En la pista central de Nueva York, a un italiano le invade un sentimiento abrasador que termina haciéndose extensible a todos los presentes: trágame, tierra. Demasiado descompensado. Muy crudo: 6-1, 6-0 y 6-3, en 1h 36m. Esta vez ya no se habla del rapado viral de Carlos Alcaraz, sino de cuánto tardará el español en resolver un capítulo muy desequilibrado en el que Mattia Bellucci, de 24 años y 65º del mundo, ha salido derretido a la pista y se ha desmoronado él solito. “Conozco su nivel y sé que no ha sido su mejor día”, atenúa el vencedor, que viajará de italiano a italiano; el viernes, contra Luciano Darderi (23 años y 34º) en la tercera ronda. Ha sido un paseo, obvio, “pero hay detalles por pulir”, dice.

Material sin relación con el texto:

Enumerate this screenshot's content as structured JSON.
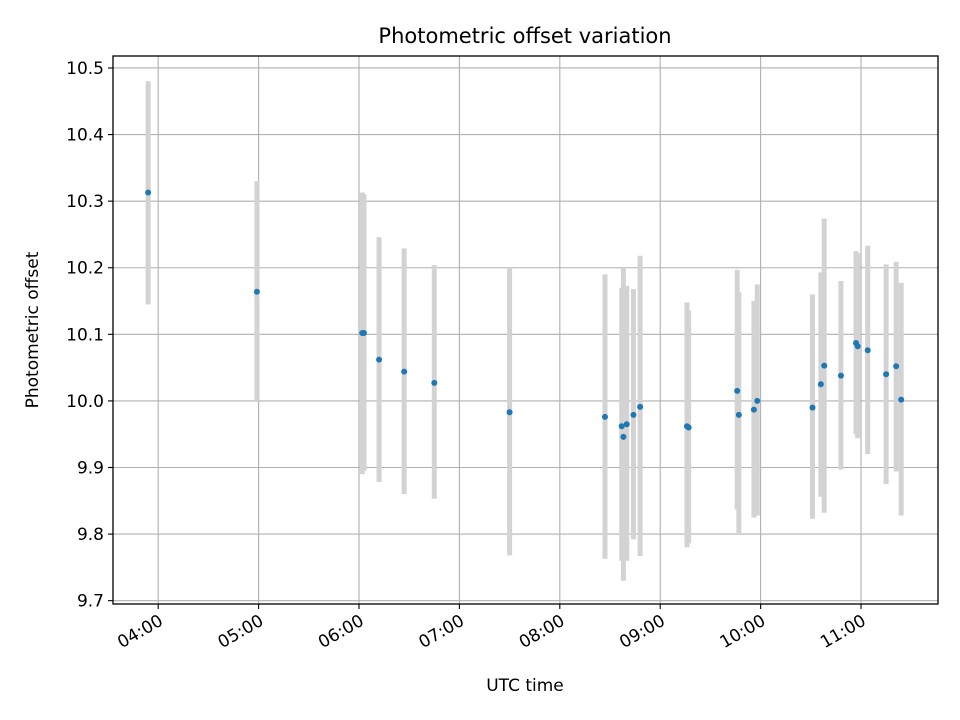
{
  "chart_data": {
    "type": "scatter",
    "title": "Photometric offset variation",
    "xlabel": "UTC time",
    "ylabel": "Photometric offset",
    "grid": true,
    "xlim": [
      "03:33",
      "11:46"
    ],
    "ylim": [
      9.695,
      10.518
    ],
    "x_ticks": [
      "04:00",
      "05:00",
      "06:00",
      "07:00",
      "08:00",
      "09:00",
      "10:00",
      "11:00"
    ],
    "y_ticks": [
      9.7,
      9.8,
      9.9,
      10.0,
      10.1,
      10.2,
      10.3,
      10.4,
      10.5
    ],
    "y_tick_labels": [
      "9.7",
      "9.8",
      "9.9",
      "10.0",
      "10.1",
      "10.2",
      "10.3",
      "10.4",
      "10.5"
    ],
    "errorbar_color": "#d3d3d3",
    "point_color": "#1f77b4",
    "points": [
      {
        "x": "03:54",
        "y": 10.313,
        "ylo": 10.145,
        "yhi": 10.48
      },
      {
        "x": "04:59",
        "y": 10.164,
        "ylo": 10.0,
        "yhi": 10.33
      },
      {
        "x": "06:02",
        "y": 10.102,
        "ylo": 9.89,
        "yhi": 10.313
      },
      {
        "x": "06:03",
        "y": 10.102,
        "ylo": 9.895,
        "yhi": 10.31
      },
      {
        "x": "06:12",
        "y": 10.062,
        "ylo": 9.878,
        "yhi": 10.246
      },
      {
        "x": "06:27",
        "y": 10.044,
        "ylo": 9.86,
        "yhi": 10.229
      },
      {
        "x": "06:45",
        "y": 10.027,
        "ylo": 9.853,
        "yhi": 10.204
      },
      {
        "x": "07:30",
        "y": 9.983,
        "ylo": 9.768,
        "yhi": 10.2
      },
      {
        "x": "08:27",
        "y": 9.976,
        "ylo": 9.763,
        "yhi": 10.19
      },
      {
        "x": "08:37",
        "y": 9.962,
        "ylo": 9.76,
        "yhi": 10.17
      },
      {
        "x": "08:38",
        "y": 9.946,
        "ylo": 9.73,
        "yhi": 10.2
      },
      {
        "x": "08:40",
        "y": 9.965,
        "ylo": 9.76,
        "yhi": 10.173
      },
      {
        "x": "08:44",
        "y": 9.979,
        "ylo": 9.792,
        "yhi": 10.168
      },
      {
        "x": "08:48",
        "y": 9.991,
        "ylo": 9.767,
        "yhi": 10.218
      },
      {
        "x": "09:16",
        "y": 9.962,
        "ylo": 9.78,
        "yhi": 10.148
      },
      {
        "x": "09:17",
        "y": 9.96,
        "ylo": 9.786,
        "yhi": 10.136
      },
      {
        "x": "09:46",
        "y": 10.015,
        "ylo": 9.837,
        "yhi": 10.197
      },
      {
        "x": "09:47",
        "y": 9.979,
        "ylo": 9.8,
        "yhi": 10.163
      },
      {
        "x": "09:56",
        "y": 9.987,
        "ylo": 9.825,
        "yhi": 10.15
      },
      {
        "x": "09:58",
        "y": 10.0,
        "ylo": 9.828,
        "yhi": 10.175
      },
      {
        "x": "10:31",
        "y": 9.99,
        "ylo": 9.823,
        "yhi": 10.16
      },
      {
        "x": "10:36",
        "y": 10.025,
        "ylo": 9.856,
        "yhi": 10.193
      },
      {
        "x": "10:38",
        "y": 10.053,
        "ylo": 9.832,
        "yhi": 10.274
      },
      {
        "x": "10:48",
        "y": 10.038,
        "ylo": 9.897,
        "yhi": 10.18
      },
      {
        "x": "10:57",
        "y": 10.087,
        "ylo": 9.95,
        "yhi": 10.225
      },
      {
        "x": "10:58",
        "y": 10.082,
        "ylo": 9.944,
        "yhi": 10.222
      },
      {
        "x": "11:04",
        "y": 10.076,
        "ylo": 9.92,
        "yhi": 10.233
      },
      {
        "x": "11:15",
        "y": 10.04,
        "ylo": 9.875,
        "yhi": 10.205
      },
      {
        "x": "11:21",
        "y": 10.052,
        "ylo": 9.894,
        "yhi": 10.209
      },
      {
        "x": "11:24",
        "y": 10.002,
        "ylo": 9.828,
        "yhi": 10.177
      }
    ]
  }
}
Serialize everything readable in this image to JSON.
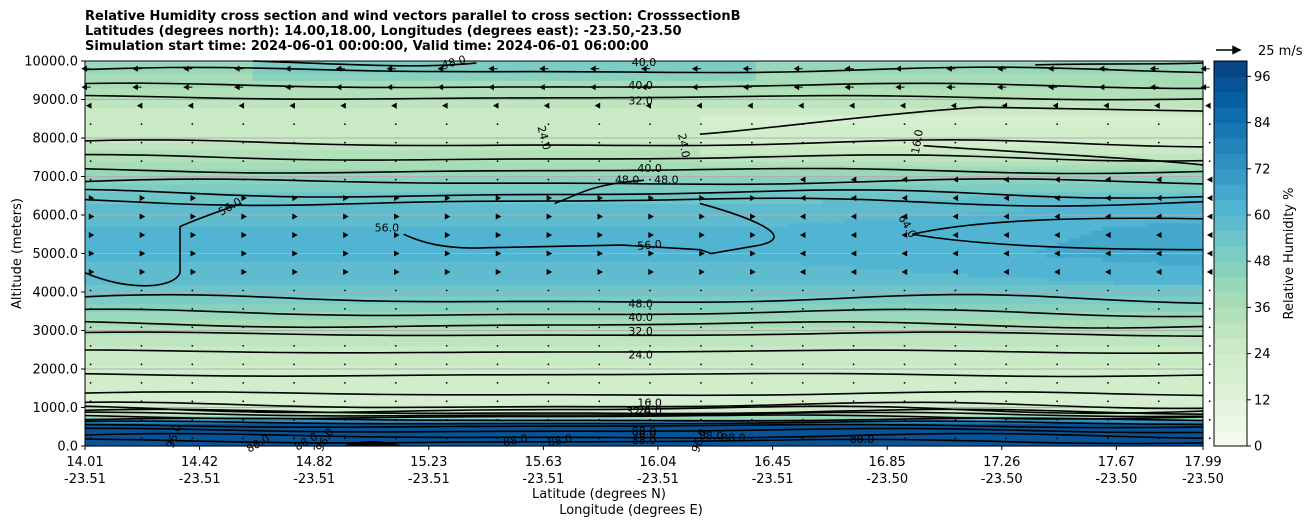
{
  "chart_data": {
    "type": "heatmap",
    "title_lines": [
      "Relative Humidity cross section and wind vectors parallel to cross section: CrosssectionB",
      "Latitudes (degrees north): 14.00,18.00, Longitudes (degrees east): -23.50,-23.50",
      "Simulation start time: 2024-06-01 00:00:00, Valid time: 2024-06-01 06:00:00"
    ],
    "xlabel_lat": "Latitude (degrees N)",
    "xlabel_lon": "Longitude (degrees E)",
    "ylabel": "Altitude (meters)",
    "x_ticks": [
      {
        "lat": "14.01",
        "lon": "-23.51"
      },
      {
        "lat": "14.42",
        "lon": "-23.51"
      },
      {
        "lat": "14.82",
        "lon": "-23.51"
      },
      {
        "lat": "15.23",
        "lon": "-23.51"
      },
      {
        "lat": "15.63",
        "lon": "-23.51"
      },
      {
        "lat": "16.04",
        "lon": "-23.51"
      },
      {
        "lat": "16.45",
        "lon": "-23.51"
      },
      {
        "lat": "16.85",
        "lon": "-23.50"
      },
      {
        "lat": "17.26",
        "lon": "-23.50"
      },
      {
        "lat": "17.67",
        "lon": "-23.50"
      },
      {
        "lat": "17.99",
        "lon": "-23.50"
      }
    ],
    "y_ticks": [
      "0.0",
      "1000.0",
      "2000.0",
      "3000.0",
      "4000.0",
      "5000.0",
      "6000.0",
      "7000.0",
      "8000.0",
      "9000.0",
      "10000.0"
    ],
    "ylim": [
      0,
      10000
    ],
    "grid": "horizontal",
    "colorbar": {
      "label": "Relative Humidity %",
      "ticks": [
        "0",
        "12",
        "24",
        "36",
        "48",
        "60",
        "72",
        "84",
        "96"
      ],
      "range": [
        0,
        100
      ],
      "colormap": "GnBu",
      "low_color": "#f7fcf0",
      "high_color": "#084081"
    },
    "quiver_key": "25 m/s",
    "contour_labels": [
      {
        "text": "48.0",
        "x": 0.33,
        "alt": 9950,
        "rot": -15
      },
      {
        "text": "40.0",
        "x": 0.5,
        "alt": 9950,
        "rot": 0
      },
      {
        "text": "40.0",
        "x": 0.497,
        "alt": 9350,
        "rot": 0
      },
      {
        "text": "32.0",
        "x": 0.497,
        "alt": 8950,
        "rot": 0
      },
      {
        "text": "24.0",
        "x": 0.41,
        "alt": 8000,
        "rot": 75
      },
      {
        "text": "24.0",
        "x": 0.535,
        "alt": 7800,
        "rot": 80
      },
      {
        "text": "16.0",
        "x": 0.745,
        "alt": 7900,
        "rot": -80
      },
      {
        "text": "40.0",
        "x": 0.505,
        "alt": 7200,
        "rot": 0
      },
      {
        "text": "48.0",
        "x": 0.485,
        "alt": 6900,
        "rot": 0
      },
      {
        "text": "48.0",
        "x": 0.52,
        "alt": 6900,
        "rot": 0
      },
      {
        "text": "56.0",
        "x": 0.13,
        "alt": 6200,
        "rot": -30
      },
      {
        "text": "56.0",
        "x": 0.27,
        "alt": 5650,
        "rot": 0
      },
      {
        "text": "56.0",
        "x": 0.505,
        "alt": 5200,
        "rot": -5
      },
      {
        "text": "64.0",
        "x": 0.735,
        "alt": 5700,
        "rot": 60
      },
      {
        "text": "48.0",
        "x": 0.497,
        "alt": 3680,
        "rot": 0
      },
      {
        "text": "40.0",
        "x": 0.497,
        "alt": 3330,
        "rot": 0
      },
      {
        "text": "32.0",
        "x": 0.497,
        "alt": 2960,
        "rot": 0
      },
      {
        "text": "24.0",
        "x": 0.497,
        "alt": 2350,
        "rot": 0
      },
      {
        "text": "16.0",
        "x": 0.505,
        "alt": 1100,
        "rot": 0
      },
      {
        "text": "24.0",
        "x": 0.505,
        "alt": 900,
        "rot": 0
      },
      {
        "text": "32.0",
        "x": 0.495,
        "alt": 880,
        "rot": 0
      },
      {
        "text": "88.0",
        "x": 0.5,
        "alt": 360,
        "rot": 0
      },
      {
        "text": "96.0",
        "x": 0.5,
        "alt": 290,
        "rot": 0
      },
      {
        "text": "88.0",
        "x": 0.5,
        "alt": 130,
        "rot": 0
      },
      {
        "text": "88.0",
        "x": 0.385,
        "alt": 130,
        "rot": -10
      },
      {
        "text": "88.0",
        "x": 0.425,
        "alt": 130,
        "rot": -10
      },
      {
        "text": "88.0",
        "x": 0.155,
        "alt": 50,
        "rot": -30
      },
      {
        "text": "88.0",
        "x": 0.198,
        "alt": 100,
        "rot": -30
      },
      {
        "text": "96.0",
        "x": 0.215,
        "alt": 150,
        "rot": -60
      },
      {
        "text": "96.0",
        "x": 0.08,
        "alt": 250,
        "rot": -70
      },
      {
        "text": "96.0",
        "x": 0.55,
        "alt": 130,
        "rot": -70
      },
      {
        "text": "88.0",
        "x": 0.56,
        "alt": 250,
        "rot": 0
      },
      {
        "text": "88.0",
        "x": 0.58,
        "alt": 200,
        "rot": 0
      },
      {
        "text": "88.0",
        "x": 0.695,
        "alt": 150,
        "rot": 0
      }
    ]
  }
}
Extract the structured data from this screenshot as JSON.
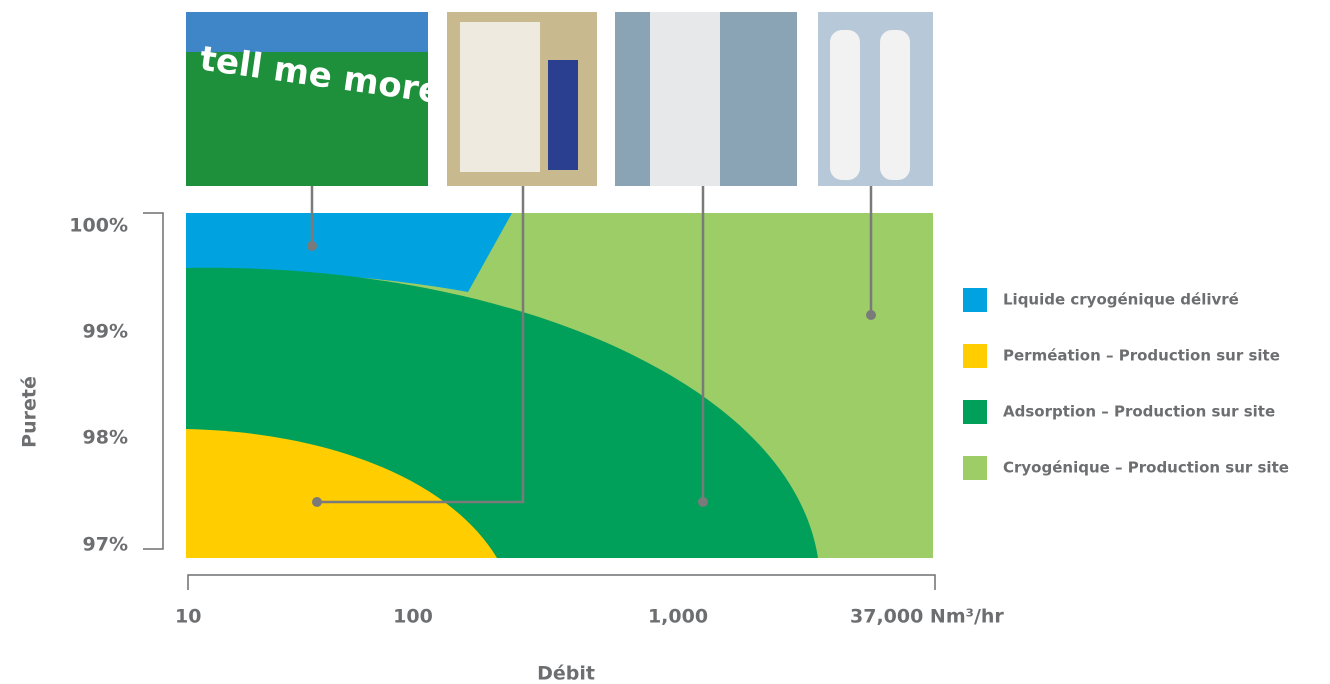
{
  "y_axis": {
    "title": "Pureté",
    "labels": [
      "100%",
      "99%",
      "98%",
      "97%"
    ]
  },
  "x_axis": {
    "title": "Débit",
    "labels": [
      "10",
      "100",
      "1,000",
      "37,000 Nm³/hr"
    ]
  },
  "legend": [
    {
      "label": "Liquide cryogénique délivré",
      "color": "#00a3e0"
    },
    {
      "label": "Perméation – Production sur site",
      "color": "#ffcd00"
    },
    {
      "label": "Adsorption – Production sur site",
      "color": "#00a05a"
    },
    {
      "label": "Cryogénique – Production sur site",
      "color": "#9ccd66"
    }
  ]
}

Habla Alcaraz después de haber igualado su resultado más contundente en un gran escenario —los cuatro juegos que salvó JJ Wolf en el Roland Garros de la temporada pasada— y de haberse desmarcado de Manolo Santana, Carlos Moyà y Roberto Bautista en el listado de victorias en los Grand Slams. Son 79 ya. Sabe bien esta, aunque para cuando ha empezado a coger cuerpo la fiesta de la sesión nocturna, él ya está camino del vestuario. “Lo siento, pero tengo que hacer mi trabajo... Cuanto menos tiempo pase en la pista, mejor”, se disculpa, mientras la hoja estadística recoge el desplome de su rival. Bellucci tan solo ha podido retener el 43% de los puntos dirimidos bajo sus primeros servicios. Él, a lo suyo, cumple. Prohibido bajar el pistón. Hace un año cayó a estas mismas alturas.